First, in Russomano v. Novo Nordisk Inc., the First Circuit held that an employee’s one-year non-compete period began to run on the effective termination date specified in the company’s letter to its employee eliminating his position, regardless of the fact that the company subsequently re-hired him the very next day. 960 F.3d 48 (1st Cir. 2020). Russomano had been laid off in 2018 by a letter that specified an August 5, 2018 termination date, and encouraged him to apply for open positions. Russomano did apply to open positions and was rehired into a different role starting August 6, 2018. He was not required to sign a new non-compete at that time. Russomano resigned from the new role in January 2020 and began work for a new employer shortly thereafter. Novo Nordisk argued that Russomano was not laid off in 2018, but was instead transferred to a new role beginning the Monday after his termination date the Friday before.
In affirming the lower court’s decision, the First Circuit noted that the language in the termination letter was unambiguous – Russomano’s employment in the role to which the non-compete was subject ended. As such, the non-compete restriction began to run on the date employment in that role terminated and had expired.

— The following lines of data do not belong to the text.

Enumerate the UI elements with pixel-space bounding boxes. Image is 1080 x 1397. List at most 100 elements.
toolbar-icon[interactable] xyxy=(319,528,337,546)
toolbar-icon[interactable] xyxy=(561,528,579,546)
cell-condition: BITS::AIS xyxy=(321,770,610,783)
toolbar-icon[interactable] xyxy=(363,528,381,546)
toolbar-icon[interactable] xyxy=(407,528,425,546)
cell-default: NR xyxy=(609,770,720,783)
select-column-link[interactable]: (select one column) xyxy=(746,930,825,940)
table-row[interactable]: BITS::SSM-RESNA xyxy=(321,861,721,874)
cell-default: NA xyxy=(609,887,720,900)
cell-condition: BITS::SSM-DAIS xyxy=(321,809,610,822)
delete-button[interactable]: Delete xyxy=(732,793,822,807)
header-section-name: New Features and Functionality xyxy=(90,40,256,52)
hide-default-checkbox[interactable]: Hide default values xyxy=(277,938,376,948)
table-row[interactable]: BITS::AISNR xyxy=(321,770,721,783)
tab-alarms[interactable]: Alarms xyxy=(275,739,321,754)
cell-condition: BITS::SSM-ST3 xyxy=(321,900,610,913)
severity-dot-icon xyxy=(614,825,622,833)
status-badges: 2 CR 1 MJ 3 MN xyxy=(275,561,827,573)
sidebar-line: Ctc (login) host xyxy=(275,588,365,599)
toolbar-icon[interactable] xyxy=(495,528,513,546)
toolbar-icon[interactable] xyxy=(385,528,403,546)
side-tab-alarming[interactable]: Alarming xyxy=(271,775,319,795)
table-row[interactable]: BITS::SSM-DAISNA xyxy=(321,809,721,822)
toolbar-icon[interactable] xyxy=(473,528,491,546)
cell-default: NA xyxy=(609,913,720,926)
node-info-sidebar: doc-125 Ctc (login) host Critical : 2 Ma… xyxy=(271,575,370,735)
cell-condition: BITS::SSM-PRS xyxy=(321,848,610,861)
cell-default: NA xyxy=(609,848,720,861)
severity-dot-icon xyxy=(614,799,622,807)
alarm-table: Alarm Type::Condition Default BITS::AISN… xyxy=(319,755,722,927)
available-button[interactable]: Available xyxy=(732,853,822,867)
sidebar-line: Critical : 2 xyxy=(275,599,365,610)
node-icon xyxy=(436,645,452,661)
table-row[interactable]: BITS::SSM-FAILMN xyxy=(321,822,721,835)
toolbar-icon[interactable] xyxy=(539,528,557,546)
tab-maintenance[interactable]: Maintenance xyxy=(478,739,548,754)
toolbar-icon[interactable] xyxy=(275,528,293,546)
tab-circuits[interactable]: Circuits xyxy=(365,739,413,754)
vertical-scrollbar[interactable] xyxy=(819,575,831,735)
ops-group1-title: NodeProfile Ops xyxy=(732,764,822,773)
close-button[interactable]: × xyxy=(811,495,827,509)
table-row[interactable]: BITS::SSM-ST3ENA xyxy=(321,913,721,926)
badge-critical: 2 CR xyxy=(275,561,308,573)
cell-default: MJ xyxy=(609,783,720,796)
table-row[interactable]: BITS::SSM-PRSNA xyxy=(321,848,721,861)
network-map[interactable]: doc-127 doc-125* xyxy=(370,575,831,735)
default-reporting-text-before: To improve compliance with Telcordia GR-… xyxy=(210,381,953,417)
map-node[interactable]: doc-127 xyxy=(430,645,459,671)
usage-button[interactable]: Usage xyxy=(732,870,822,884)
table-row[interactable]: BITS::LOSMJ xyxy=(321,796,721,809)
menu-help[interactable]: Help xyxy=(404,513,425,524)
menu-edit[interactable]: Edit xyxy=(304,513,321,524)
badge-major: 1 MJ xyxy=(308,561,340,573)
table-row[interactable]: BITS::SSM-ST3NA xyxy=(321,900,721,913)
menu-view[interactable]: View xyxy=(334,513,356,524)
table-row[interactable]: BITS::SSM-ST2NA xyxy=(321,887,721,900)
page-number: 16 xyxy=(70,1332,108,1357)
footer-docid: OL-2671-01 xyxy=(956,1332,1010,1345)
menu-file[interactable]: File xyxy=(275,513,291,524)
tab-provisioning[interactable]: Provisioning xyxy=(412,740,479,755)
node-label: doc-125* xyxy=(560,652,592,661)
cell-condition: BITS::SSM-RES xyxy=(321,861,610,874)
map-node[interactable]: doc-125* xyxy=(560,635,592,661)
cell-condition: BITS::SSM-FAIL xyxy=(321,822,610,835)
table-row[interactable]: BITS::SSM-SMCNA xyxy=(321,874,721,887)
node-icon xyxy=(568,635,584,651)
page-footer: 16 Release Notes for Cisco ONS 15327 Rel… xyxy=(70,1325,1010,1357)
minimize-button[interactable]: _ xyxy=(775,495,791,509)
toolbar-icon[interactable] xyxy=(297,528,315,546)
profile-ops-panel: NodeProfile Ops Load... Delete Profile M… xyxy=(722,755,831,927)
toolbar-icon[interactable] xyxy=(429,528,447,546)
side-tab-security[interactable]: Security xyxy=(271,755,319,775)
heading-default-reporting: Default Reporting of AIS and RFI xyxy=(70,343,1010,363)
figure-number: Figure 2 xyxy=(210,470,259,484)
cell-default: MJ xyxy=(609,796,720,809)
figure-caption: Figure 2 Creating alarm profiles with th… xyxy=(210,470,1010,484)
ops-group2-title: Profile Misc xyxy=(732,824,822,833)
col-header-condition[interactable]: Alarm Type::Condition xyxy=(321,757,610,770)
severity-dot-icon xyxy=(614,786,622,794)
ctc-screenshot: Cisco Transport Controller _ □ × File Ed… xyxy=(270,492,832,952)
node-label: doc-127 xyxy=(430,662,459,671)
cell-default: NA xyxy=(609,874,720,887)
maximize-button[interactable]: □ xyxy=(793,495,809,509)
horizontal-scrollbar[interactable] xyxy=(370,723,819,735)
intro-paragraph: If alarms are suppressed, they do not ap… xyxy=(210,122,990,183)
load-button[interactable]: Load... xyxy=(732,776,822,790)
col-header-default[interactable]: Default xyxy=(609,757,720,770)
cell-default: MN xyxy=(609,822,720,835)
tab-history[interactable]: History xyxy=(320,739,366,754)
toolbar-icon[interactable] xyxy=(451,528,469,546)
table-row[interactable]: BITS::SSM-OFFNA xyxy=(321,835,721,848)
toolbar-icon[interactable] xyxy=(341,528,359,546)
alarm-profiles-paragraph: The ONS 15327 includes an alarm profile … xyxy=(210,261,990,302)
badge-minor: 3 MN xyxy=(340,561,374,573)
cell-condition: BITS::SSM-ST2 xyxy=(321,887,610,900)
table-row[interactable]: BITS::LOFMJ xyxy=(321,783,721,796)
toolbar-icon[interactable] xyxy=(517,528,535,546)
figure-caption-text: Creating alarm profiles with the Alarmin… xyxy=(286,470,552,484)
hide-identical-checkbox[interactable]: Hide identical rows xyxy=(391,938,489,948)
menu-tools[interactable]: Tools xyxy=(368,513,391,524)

Next, in Bradley v. Bradford & Bigelow, Inc., the Business Litigation Session of Suffolk Superior Court granted an employee’s motion for a preliminary injunction stopping his former employer from enforcing a non-compete against him because the employee had undergone material changes to his employment conditions, including significantly increased compensation and responsibility. No. 2084CV02504BLS1, 2020 WL 8182797, at *1 (Mass. Super. Nov. 13, 2020). Bradley signed a non-compete agreement in 2015 when he became a Business Development Manager. In 2017, Bradley was promoted to Vice President of Sales, Business Development, and Marketing, but he was not required to sign a new agreement in connection with the promotion.
The court noted “The Massachusetts Supreme Judicial Court long ago held that material changes in the relationship between an employer and employee, including substantial modifications to the employee’s position, responsibilities, and compensation, “strongly suggest that the parties had abandoned their old [employment] arrangement and entered into a new relationship.” As such, the 2015 noncompete agreement was unenforceable.
Practically, employers may be able to work around the material change issue by including language in their form non-compete agreement making it clear that the restrictions continue to apply regardless of any change in duties, big or small. But without such language, new agreements are necessary if employers want to protect their legitimate business interests through the use of noncompetes. Moreover, employers must remember that any new non-compete agreement entered into after October 1, 2018, must comply with the strict requirements of the Massachusetts Noncompete Act. Though employers may hope to avoid these requirements by relying on legacy agreements, such an approach could prove fatal in the face of a material change or gap in an employee’s duties.